Changes have also occurred in relation to the nature of work in industrialised nations over the past four decades. The main changes relate to increased workload demands and increasing pace of work. Some increase in job decision latitude or control over work tasks has occurred but at an insufficient rate to compensate for the increased demands. It remains clear that men and women are working harder now than 25 years ago. New systems of work organisation have been introduced by employers to bring about increased productivity, better quality of goods/services, and of course increased profitability. These systems go under various names—lean production, total quality management, or modular manufacturing. Very often such changes are introduced without consultation with workers—80% of US workers want to have a say in decisions about their job. It may be that a weakening of unions has led to these changes.
The features of lean production such as downsizing, outsourcing, 24 hour working, increased overtime, and increased worker flexibility have all been made easier by the loss or reduction of union influence. Downsizing and excessive overtime can have negative effects on workers’ health; in addition such changes often act as serious barriers in returning an individual back into work after a period of illness. These same issues need to be taken into account when assessing individuals at pre-employment to ensure work suitability; they may also have an impact on decisions relating to ill health retirement as it may be very difficult to introduce reasonable adjustments or redeploy in such organisations. It is important to remember that many of these organisational changes result in negative effects on health and indeed contribute to increased CVD risk, particularly in the lower socioeconomic groups.23
Two other groups at work need consideration—women and the elderly worker. Women now make up a large proportion of the working population. Women tend to work in service industries—office work, sales, health care, and teaching. This type of work is often associated with a higher prevalence of job strain and with a lower level of job control than in most men’s jobs.13 The additional impact of family responsibilities for many women adds to these stressful exposures. Despite the increasing involvement of women in paid work, women still spend more hours in child caring and housework than men.
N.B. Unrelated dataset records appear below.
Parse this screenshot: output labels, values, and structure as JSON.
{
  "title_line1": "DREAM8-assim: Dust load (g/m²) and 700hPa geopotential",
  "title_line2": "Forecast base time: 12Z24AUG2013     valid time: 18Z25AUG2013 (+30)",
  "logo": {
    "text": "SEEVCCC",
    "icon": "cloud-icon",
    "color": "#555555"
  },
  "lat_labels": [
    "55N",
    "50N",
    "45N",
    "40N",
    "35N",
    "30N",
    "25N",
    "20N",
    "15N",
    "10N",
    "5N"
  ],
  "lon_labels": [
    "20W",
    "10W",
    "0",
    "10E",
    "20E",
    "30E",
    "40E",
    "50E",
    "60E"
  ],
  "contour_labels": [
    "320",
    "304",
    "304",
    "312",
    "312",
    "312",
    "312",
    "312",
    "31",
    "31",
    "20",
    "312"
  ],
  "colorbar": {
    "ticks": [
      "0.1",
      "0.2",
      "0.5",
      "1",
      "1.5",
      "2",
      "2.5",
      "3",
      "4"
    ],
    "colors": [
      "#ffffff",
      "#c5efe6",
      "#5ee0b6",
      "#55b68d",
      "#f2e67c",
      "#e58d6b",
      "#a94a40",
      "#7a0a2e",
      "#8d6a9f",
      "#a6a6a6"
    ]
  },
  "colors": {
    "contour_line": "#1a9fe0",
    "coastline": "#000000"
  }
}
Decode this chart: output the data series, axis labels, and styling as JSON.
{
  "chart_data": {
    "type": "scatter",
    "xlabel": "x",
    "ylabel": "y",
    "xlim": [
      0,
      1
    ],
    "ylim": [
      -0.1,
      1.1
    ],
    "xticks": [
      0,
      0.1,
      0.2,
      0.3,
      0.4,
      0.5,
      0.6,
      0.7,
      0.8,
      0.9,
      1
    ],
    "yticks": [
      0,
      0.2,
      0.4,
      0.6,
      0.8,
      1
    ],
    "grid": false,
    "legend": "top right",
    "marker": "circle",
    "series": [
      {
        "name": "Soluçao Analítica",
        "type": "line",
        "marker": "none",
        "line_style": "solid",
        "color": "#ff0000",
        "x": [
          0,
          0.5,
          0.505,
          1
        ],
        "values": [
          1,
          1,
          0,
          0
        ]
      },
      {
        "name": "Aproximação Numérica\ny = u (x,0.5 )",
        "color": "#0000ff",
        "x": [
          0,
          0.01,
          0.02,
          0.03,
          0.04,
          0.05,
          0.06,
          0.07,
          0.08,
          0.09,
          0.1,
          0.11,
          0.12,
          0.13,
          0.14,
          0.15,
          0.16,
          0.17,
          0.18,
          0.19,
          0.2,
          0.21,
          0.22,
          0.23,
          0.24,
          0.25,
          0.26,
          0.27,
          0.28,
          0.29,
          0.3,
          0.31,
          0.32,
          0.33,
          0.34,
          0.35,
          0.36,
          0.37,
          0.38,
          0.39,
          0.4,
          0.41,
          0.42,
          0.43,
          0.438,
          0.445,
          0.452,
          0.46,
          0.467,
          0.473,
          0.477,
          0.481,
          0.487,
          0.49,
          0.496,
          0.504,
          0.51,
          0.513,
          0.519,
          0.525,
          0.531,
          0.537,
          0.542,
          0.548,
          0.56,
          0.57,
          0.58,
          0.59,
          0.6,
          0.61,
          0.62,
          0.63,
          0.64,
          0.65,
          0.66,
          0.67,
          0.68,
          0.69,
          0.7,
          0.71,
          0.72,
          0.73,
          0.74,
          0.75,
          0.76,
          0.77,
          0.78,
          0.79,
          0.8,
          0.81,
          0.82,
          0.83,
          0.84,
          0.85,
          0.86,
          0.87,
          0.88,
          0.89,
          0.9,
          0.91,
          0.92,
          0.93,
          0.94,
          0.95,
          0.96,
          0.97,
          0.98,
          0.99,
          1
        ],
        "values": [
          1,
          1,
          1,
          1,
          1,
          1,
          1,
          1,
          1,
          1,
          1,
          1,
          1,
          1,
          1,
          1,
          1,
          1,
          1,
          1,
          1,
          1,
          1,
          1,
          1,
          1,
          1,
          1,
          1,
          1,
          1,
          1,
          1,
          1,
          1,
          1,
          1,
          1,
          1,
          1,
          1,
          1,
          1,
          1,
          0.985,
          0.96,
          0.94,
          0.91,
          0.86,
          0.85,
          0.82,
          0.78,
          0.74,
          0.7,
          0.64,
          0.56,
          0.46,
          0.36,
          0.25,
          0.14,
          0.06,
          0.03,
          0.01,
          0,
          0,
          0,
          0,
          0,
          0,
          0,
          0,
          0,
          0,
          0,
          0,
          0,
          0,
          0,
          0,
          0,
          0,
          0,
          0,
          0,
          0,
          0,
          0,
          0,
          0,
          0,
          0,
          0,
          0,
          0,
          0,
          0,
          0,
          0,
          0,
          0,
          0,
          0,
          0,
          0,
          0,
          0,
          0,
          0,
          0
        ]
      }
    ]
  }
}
A study in western Europe showed that women spent an average of 35 hours a week in child care and housework before 1975 and 31 hours after 1975. Men spent eight and 11 hours, respectively, during the same period.13 In the Framingham study,24 employed women with three or more children had a higher incidence of CVD than employed women with no children or housewives with three or more children. Women who work shifts or long hours appear to have an increased rate of hospitalisation for myocardial infarction whereas for men, moderate overtime may be protective. This sex difference may be explained by the difficulties women find in combining family responsibilities with irregular or long working hours.
By 2020 the UK population will include 19 million people over the age of 60 years. This is the population bulge that followed the second world war and has major implications for the population at large. In 1975, 95% of 55–65 year old men worked; by 1999 the figure had fallen to 60%. Since then the UK government has undertaken various initiatives to get older people to continue working longer. If these initiatives are successful, individuals will continue to work beyond the retirement age of 65. Since many CVDs are more common in an aging population, it is likely that these demographic changes will have impact on all aspects of heart disease and work.
Finally, the aim of this article was to alert practising cardiologists to the important and often complex interplay between heart disease and work. It will have been successful if, in future consultations, consideration is given at every stage to the individual’s work and its implication for case management, treatment, and prevention.